Polyvinyl alcohol cryogel elastic artery phantoms for ultrasonic flow and elasticity measurements

Abstract

The biophysical properties of arteries and blood flow have played important roles in the development of cardiovascular diseases. Increased arterial stiffness causes reduced vasomotion capability of an artery and influences the local hemodynamics. Designing and fabricating elastic vessel phantoms for use in physiological flow condition can add valuable alternatives to intravital and computational studies. This paper used polyvinyl alcohol (PVA) cryogel to fabricate elastic artery phantoms and performed detailed acoustic and mechanical characterization. A PVA solution in water was prepared, injected into a custom-designed mould, and subjected to a number of freeze-thaw (f-t) cycles. The obtained vessel phantoms were empty cylinders with 6 mm inner diameter, 2mm wall thickness, and 160 mm length. Young's modulus was measured, and a linear increase was observed from one cycle to eight cycles. The sound speed and the attenuation coefficient of the cylindrical samples were determined using the pulse-echo substitution method.
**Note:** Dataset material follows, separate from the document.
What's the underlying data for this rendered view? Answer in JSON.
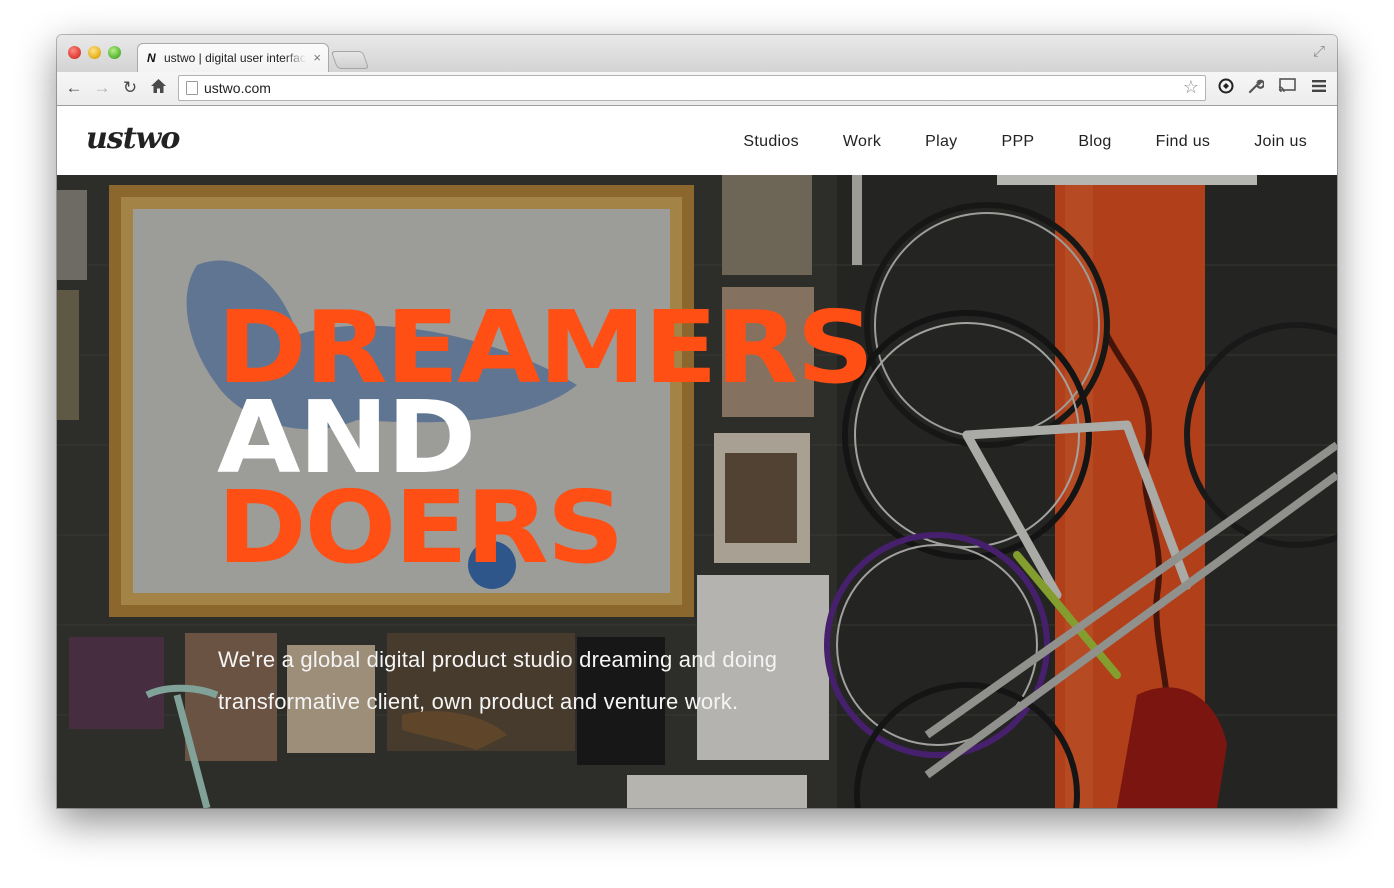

Six different transducers were used in this study, operating at six different frequencies. Sound speed is dependent on transmit frequency, but not number of f-t cycle. At fixed transmit frequency, an increase of sound speed can be observed against the number of f-t cycles. Sound attenuation coefficient are dependent on both the transmit frequency and the number of f-t cycles. The PVA-C vessel phantom can be used to construct physiological flow circulation and perform the hemodynamics parameter measurements using ultrasonic or MRI techniques.